The self-taught chess engine, known as “Giraffe,” was designed by graduate student Matthew Lai. Computers can already squash human opponents at chess by using their great computational speed to calculate all possible moves in a game and their likelihood for ultimately yielding checkmate—they generally make the best possible move every time. Lai’s Giraffe solves the same problem from a different direction: it learned to play chess without knowing the rules at all.

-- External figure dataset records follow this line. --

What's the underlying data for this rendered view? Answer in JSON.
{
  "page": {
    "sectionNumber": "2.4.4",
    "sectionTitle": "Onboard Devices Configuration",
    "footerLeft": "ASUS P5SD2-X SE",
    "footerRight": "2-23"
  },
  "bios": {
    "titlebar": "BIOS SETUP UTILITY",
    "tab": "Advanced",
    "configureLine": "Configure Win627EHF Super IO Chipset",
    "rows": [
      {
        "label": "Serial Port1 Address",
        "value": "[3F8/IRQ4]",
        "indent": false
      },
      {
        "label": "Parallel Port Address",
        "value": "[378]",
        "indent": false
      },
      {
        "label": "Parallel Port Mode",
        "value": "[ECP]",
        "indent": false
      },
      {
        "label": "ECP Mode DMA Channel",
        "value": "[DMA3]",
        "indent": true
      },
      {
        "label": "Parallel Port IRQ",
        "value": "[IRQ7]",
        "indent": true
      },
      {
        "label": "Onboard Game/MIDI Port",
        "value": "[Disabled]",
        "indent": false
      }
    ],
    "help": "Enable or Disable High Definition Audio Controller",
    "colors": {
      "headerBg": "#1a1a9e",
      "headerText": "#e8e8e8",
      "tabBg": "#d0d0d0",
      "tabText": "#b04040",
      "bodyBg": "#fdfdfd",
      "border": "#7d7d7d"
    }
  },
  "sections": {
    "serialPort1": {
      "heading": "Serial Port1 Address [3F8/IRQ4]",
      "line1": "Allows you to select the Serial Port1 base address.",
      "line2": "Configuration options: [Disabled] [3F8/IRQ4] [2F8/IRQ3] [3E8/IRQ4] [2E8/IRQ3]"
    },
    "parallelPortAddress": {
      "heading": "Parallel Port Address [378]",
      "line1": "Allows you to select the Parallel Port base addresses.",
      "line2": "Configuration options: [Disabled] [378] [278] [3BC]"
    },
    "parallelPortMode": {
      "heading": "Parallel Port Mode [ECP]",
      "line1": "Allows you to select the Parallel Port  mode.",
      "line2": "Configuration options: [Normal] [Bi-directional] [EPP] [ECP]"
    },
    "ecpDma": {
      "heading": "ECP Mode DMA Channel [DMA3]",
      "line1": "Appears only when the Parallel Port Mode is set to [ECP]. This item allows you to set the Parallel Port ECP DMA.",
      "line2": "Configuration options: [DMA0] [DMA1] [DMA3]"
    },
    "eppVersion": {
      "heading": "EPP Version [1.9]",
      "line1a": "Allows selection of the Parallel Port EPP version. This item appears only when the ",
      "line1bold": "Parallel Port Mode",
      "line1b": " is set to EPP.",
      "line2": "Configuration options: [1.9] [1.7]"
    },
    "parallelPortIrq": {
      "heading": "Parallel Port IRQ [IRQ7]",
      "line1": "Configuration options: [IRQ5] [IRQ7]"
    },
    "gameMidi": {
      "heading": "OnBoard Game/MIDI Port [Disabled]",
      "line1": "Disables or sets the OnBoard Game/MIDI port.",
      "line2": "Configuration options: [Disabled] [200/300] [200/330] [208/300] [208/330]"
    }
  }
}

Deep learning helps computers makes sense of the world by identifying patterns in large quantities of data. Most programmers might hard-code the rules of chess into their computers, but Lai fed Giraffe millions of sample chess positions from a computer database, then added any legal move to each position for the sake of additional randomness. Before it ever played its first game, Giraffe “studied” 175 million chess positions generated this way, building its own understanding of the 1,500-year-old game.
Then Lai trained Giraffe at supernatural speed, making it only better at its narrowly defined task. He put it up against the Strategic Test Suite, a collection of 1,500 chess puzzles designed to assess a chess engine’s capabilities in a variety of situations. Giraffe ran the puzzles continuously for three days, getting slightly better with every iteration. Eventually it scored 9,700 out of a possible 15,000 points—a score Lai says is on par with the best chess engines in the world.
Giraffe employs a neural network to identify the best possible move in a given chess position. Such networks are a computer-friendly tool for making decisions in a manner similar to the human brain’s. They are already effective tools for building intelligent-seeming systems that operate in a limited space, likecontrolling a robot’s movements to recognizing an image. Chess, with its limited parameters that allow for fantastic complexity, presents itself as a unique testing ground for technology like this.
Giraffe’s algorithms processes all of chess as three “input layers.” The first is the state of the game at large: whose turn is it, how many pieces does each side have, who can or cannot castle? The second layer considers the physical location of each player’s pieces on the board, and the third builds a map of attacked and defended territory. Giraffe’s neural network gathers potential moves, mapping its options into branches to sort its “thinking.”
It is then capable of “deciding which branches are most ‘interesting’ in any given position, and should be searched further, as well as which branches to discard,” Lai writes in his paper introducing the chess engine. In human terms, this artificially intelligent system plays chess at FIDE International Master level, putting it among the top 2.2 percent of human chess players.
“Unlike most chess engines in existence today, Giraffe derives its playing strength not from being able to see very far ahead, but from being able to evaluate tricky positions accurately, and understanding complicated positional concepts that are intuitive to humans, but have been elusive to chess engines for a long time,” Laitold MIT Technology Review. “This is especially important in the opening and endgame phases, where it plays exceptionally well.”
A perhaps fatal flaw to this system: it is slow. Neural networks take more time than others to arrive at a conclusion, and Giraffe takes about 10 times longer to make a move than other conventional chess engines might.
If the machine uprising does indeed begin on the chessboard, we have time to run away for now.